In the meanwhile I have finished a collection of 30-40 B/W prints about 40x60 cm, which are waiting only to be exhibited. I have also begun a long and slow work for an exhibition on Venice, and I am also preparing a new collection of images devoted to the mountains. On 2001, a relatively quiet year, I exhibited some gum dichromate prints at the collective exhibition of the Rodolfo Namias Group in Vicenza.
The subjects
I have always been attracted from the nature, and so most of my pictures, taken especially in the mountains, reproduce landscapes and natural particulars. As regards flowers, I ever tried to classify them, by means of not only scientific books, but also asking to some friends of mine, more experts than me.
In particular, "Notes of an Hiker", "Tramping" and "Project for a book" contain an hundred of pictures of Dolomites; "Allegro, adagio, allegro" is almost interely devoted to alpine flora and naturalistic of Dolomites aspects, and at last "On the Thread of a Dream" avails of the particular mountain atmospheres to let ourselves enchanted read those images.
The places
Almost all the pictures taken in the mountains refer to Cadore (a geographic region in the Northwestern Italian Alps), a region that one can easily reach also by train.
In particular, the preferred area is that surrounding Cortina d'Ampezzo and San Vito di Cadore. In the images that I present you can meet the main Dolomitic groups (Antelao, Tofane, Cinque Torri, Cristallo, Sorapiss, Cadini di Misurina, Tre Cime di Lavaredo, Paterno, ecc.), also seen from less known angle-shots.

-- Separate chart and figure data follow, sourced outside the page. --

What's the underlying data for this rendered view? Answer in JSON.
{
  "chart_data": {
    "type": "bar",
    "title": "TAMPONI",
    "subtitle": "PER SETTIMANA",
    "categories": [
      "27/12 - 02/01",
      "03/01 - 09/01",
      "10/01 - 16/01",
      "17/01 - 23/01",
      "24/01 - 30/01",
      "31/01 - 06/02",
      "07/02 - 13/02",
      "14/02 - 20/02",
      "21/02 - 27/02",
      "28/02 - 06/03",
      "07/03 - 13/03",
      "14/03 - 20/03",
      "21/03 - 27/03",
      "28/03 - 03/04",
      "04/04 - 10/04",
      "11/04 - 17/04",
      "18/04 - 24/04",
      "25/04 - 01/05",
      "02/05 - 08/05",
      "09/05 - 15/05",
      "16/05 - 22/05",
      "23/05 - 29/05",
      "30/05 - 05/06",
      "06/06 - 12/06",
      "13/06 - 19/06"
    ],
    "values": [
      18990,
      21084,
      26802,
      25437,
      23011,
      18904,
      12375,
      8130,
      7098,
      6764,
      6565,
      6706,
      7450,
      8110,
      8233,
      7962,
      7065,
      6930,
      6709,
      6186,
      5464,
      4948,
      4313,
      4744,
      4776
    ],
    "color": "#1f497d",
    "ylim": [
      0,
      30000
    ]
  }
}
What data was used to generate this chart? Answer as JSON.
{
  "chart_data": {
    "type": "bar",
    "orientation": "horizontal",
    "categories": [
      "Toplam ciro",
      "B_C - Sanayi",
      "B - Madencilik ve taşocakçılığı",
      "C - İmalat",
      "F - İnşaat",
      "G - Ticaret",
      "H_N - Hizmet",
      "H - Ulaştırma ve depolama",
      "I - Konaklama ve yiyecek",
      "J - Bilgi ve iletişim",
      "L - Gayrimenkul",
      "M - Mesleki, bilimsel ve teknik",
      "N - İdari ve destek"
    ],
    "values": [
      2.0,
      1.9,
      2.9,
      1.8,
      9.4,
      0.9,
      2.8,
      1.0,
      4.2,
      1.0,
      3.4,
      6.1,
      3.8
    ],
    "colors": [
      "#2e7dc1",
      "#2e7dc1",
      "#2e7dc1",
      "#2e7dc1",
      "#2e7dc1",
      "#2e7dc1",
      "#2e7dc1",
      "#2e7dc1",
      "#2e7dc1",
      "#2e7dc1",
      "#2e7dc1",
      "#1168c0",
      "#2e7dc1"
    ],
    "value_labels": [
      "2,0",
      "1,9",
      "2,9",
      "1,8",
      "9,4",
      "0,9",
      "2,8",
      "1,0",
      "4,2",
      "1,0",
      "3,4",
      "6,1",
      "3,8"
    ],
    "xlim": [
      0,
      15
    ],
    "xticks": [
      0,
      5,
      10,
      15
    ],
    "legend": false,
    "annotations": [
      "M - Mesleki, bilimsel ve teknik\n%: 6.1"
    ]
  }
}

However, I have also a good archive of pictures of Venice Lagoon, mainly of its northern part, and, obviously, of Venice itself.
The techniques
For a long time, I use only slides that I print by myself.
I used a lot the 50 ISO Agfachrome Professional, till from it first incoming on the market, because it was possible to develop it also at home with a little of attention to the temperature (1/5 Celsius degree of tolerance). I use also Velvia and Provia, mostly for macro.
I gained a solid experience on B/W, and I like a lot the creative works in the darkroom.
Recently I began to discover the expressive potentials of the alternative (or "ancient") techniques and of the digital manipulation, that I like to use without twisting the original image content.
NOTE:
For reasons of amount of the available space, I have chosen not to offer the possibility of enlarging all the images.
Instead, I tried to show all the exhibitions as differently as possible, so avoiding that they look like a "collection of stamps".